The study involved 239 young athletes from ages 10 to 19 who finished the Youth Experiences Scale-2—a program that measures both positive and negative youth experiences. They also completed a caring climate scale, a sport motivation climate scale, and other measures that were deemed important for psychosocial development.
Results revealed that those who found themselves in more nurturing environments reaped more developmental benefits than those who were in an "ego climate" that had kids constantly comparing themselves to their teammates. It was hardly an environment that fostered unity.
While winning can boost the players’ confidence, coaches must still strike a balance between that goal and motivating children to do their best. Importance must be placed on developing life skills and character, which shape the kids’ future.
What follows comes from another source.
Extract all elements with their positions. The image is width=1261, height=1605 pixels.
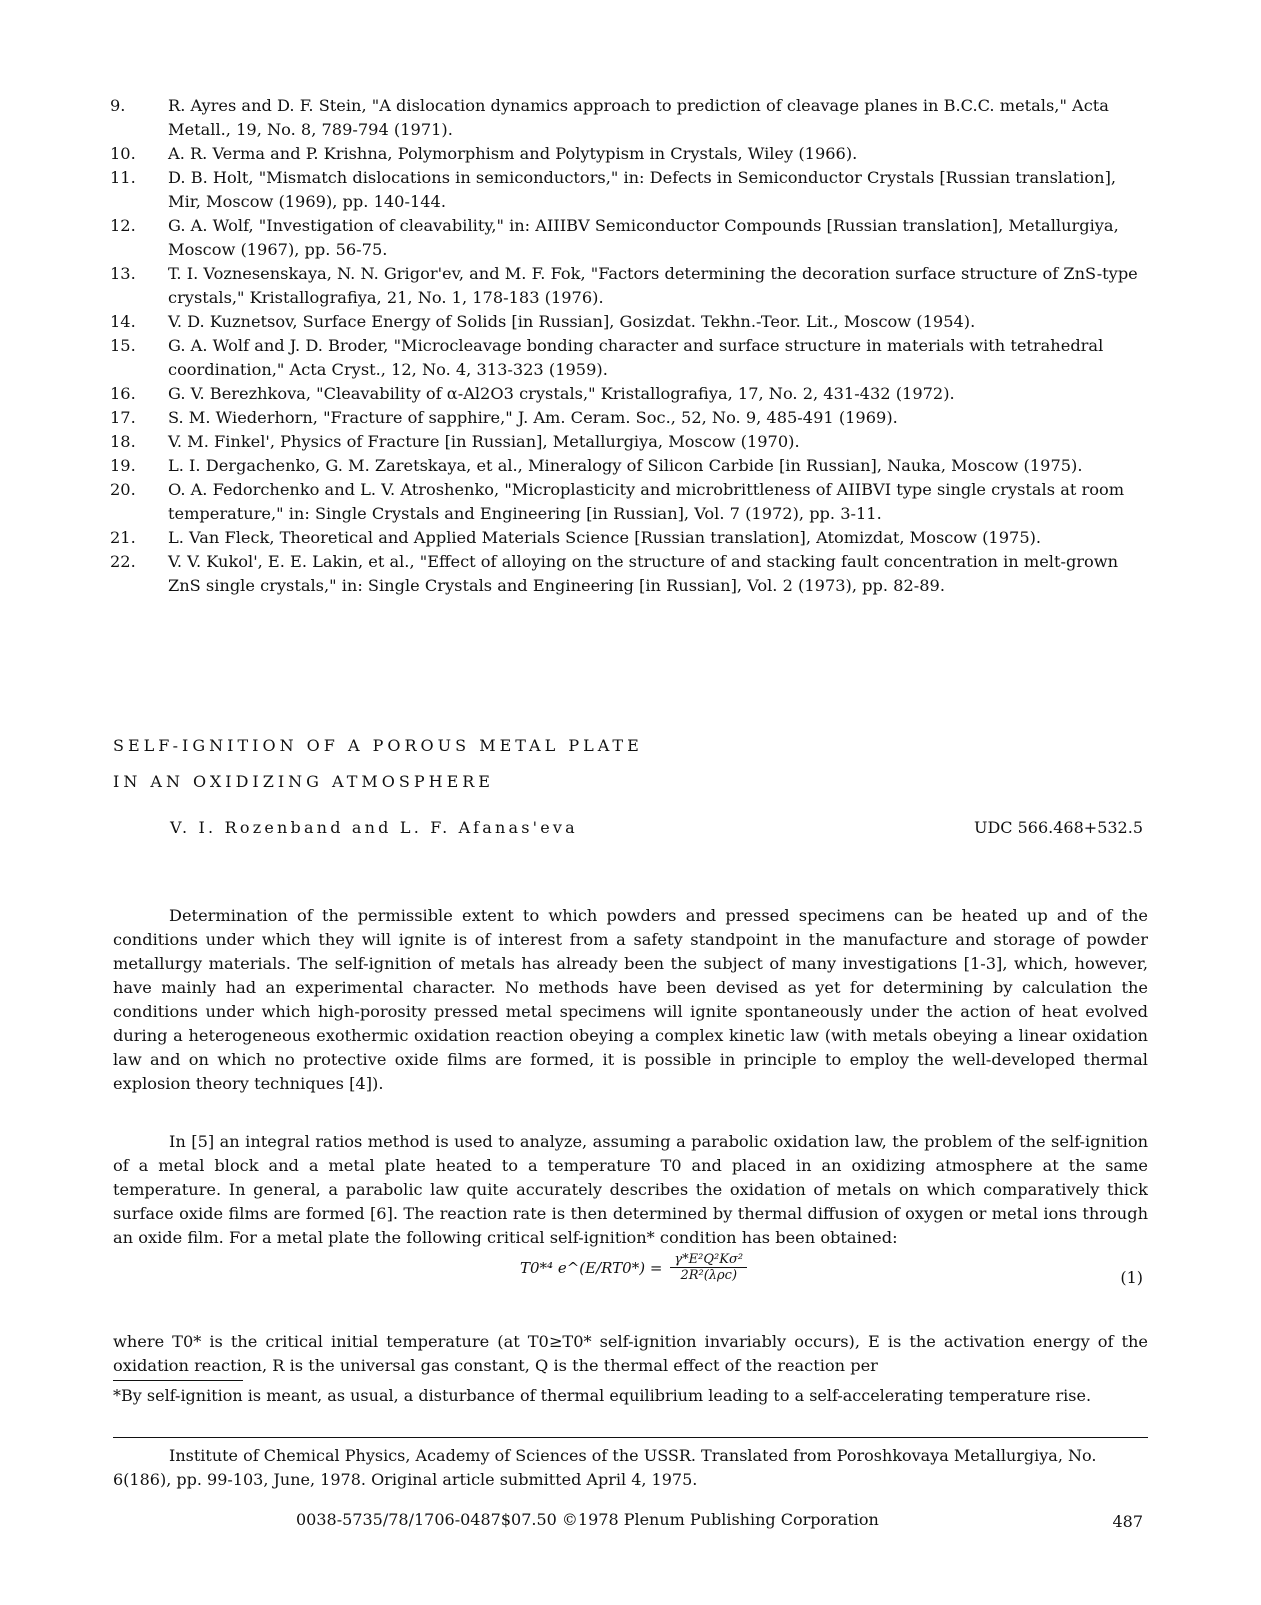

According to Daniel Gould, one of the authors of the study, "By teaching players to be responsible, communicate, lead and control their emotions, you will likely improve their performance. Coaches always talk about performing and having good character; the two ideals can co-exist."
Of course, the school coaches acting alone won’t cut it. The entire school as well as parents must be committed to this goal. At home, teach your kids what sports are all about. Don’t put too much importance on scoring a point or winning a game. Without these expectations pressuring your children, they’ll be more likely to focus on improving their game and getting along with their teammates.